Schuld an allem war nur Mickey Mouse. Dessen von einer US-Erziehungsbehörde mitentwickelte Sendung "...Clubhouse" bringt kleinen Kindern einfache Dinge bei. Und Wörter. So hatte Junior, der bei Schwiegermutter mit der selbigen allein in der Wohnung war, das Wort "key" gelernt. "Schlüssel" zu Deutsch. Immer, wenn er einen Schlüssel sieht, zeigt er stolz drauf und sagt bedeutungsschwer "key!". Und macht in der Luft auch schon mal Schließbewegungen an der Haustür, mit seinen zwei Jahren. In der Clobhouse-Zeichentrickreihe, die es auch auf Deutsch gibt, wird schon mal Prinzessin Daisy vor dem Kater Carlo gerettet, der im US-Orignal Pete heißt. "Pete" (Piet) kann Junior auch schon sagen. Und da braucht man einen goldenen Schlüssel. Schlüssel interessieren Junior sehr.

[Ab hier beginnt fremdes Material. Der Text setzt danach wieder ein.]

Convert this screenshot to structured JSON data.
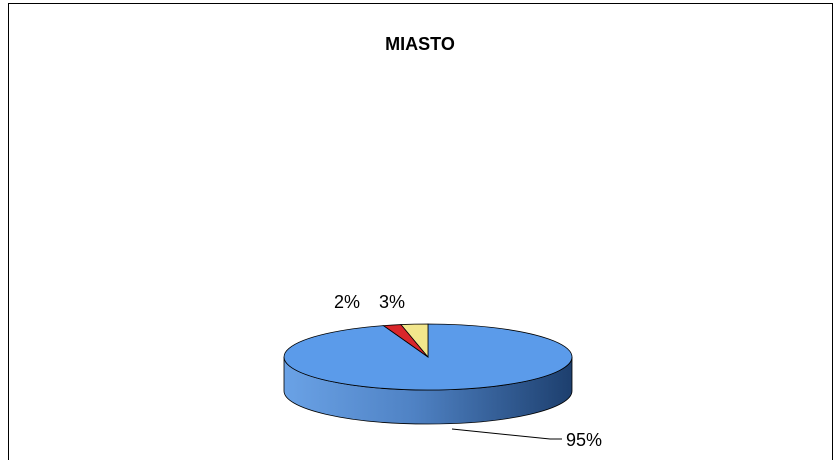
{
  "chart_data": {
    "type": "pie",
    "style": "3d",
    "title": "MIASTO",
    "slices": [
      {
        "value": 95,
        "label": "95%",
        "color": "#5b9bea"
      },
      {
        "value": 2,
        "label": "2%",
        "color": "#d9262b"
      },
      {
        "value": 3,
        "label": "3%",
        "color": "#f2e68c"
      }
    ],
    "legend": "none"
  }
}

Kurzzum, Schwiegermutter war kurz im Treppenhaus, hatte die Wohnungstür offen stehen gelassen und Junior dachte sich, es sei nun an der Zeit, sein theoretisches Wissen einmal in der Praxis auszuprobieren. Da seine Oma (ergo meine Schwiegermutter) den Wohnungsschlüssel von innen hatte stecken lassen, war es ihm ein leichtes. Schnell machte er die Tür zu und drehte den Schlüssel rum. Die teils gläserne und vergitterte Wohnungstür war abgeschlossen, Oma draußen und er drinnen. Als Oma rein wollte, war er unheimlich stolz auf seine Tat und hüpfte vergnügt auf und ab und jubelte, klatschte sich sogar selbst Applaus. Schwiegermutter kam dann rübergerannt in meine Wohnung, wo ich auf dem Bette einen Kater-Karlo-mäßigen "Cat nap", einen Kurzen Mittagsschlaf hielt. Auch die Mutter meines Sohnes war am Dösen, es hatte sie auf dem Sofa bei der Sendung "The Voice of China" (etwa: Die VR-China sucht den Superstar) dahingerafft, die unser prochinesischer Präsdient dem taiwanischen Fernsehen verordnet hat, damit wir uns alle als gute Chinesen fühlen (der taiwanische Präsident will lieber Chinese als Taiwaner sein, seine Töchter leben da schon). Sturmklingeln von Schwiegermutter riss uns aus dem Schlaf und wir hasteten in (oder eben vor die) die nur 50 Meter entfernte Wohnung von Schwiegermutter (die ja wochentags auf Junior aufpasst und wo er daher praktischerweise gleich wohnt). Wir standen da dann alle vor verschlossener Türe. Junior heulte mittlerweile hinter der Glastür, versuchte sie wieder aufzuschließen, schaffte es nicht, haute wütend auf das Schlüsselbund und trat manchmal gegen die Wohnungstür. Wir waren draußen, er drin. Fenster unerreichbar und taiwantypisch vergittert. Was tun?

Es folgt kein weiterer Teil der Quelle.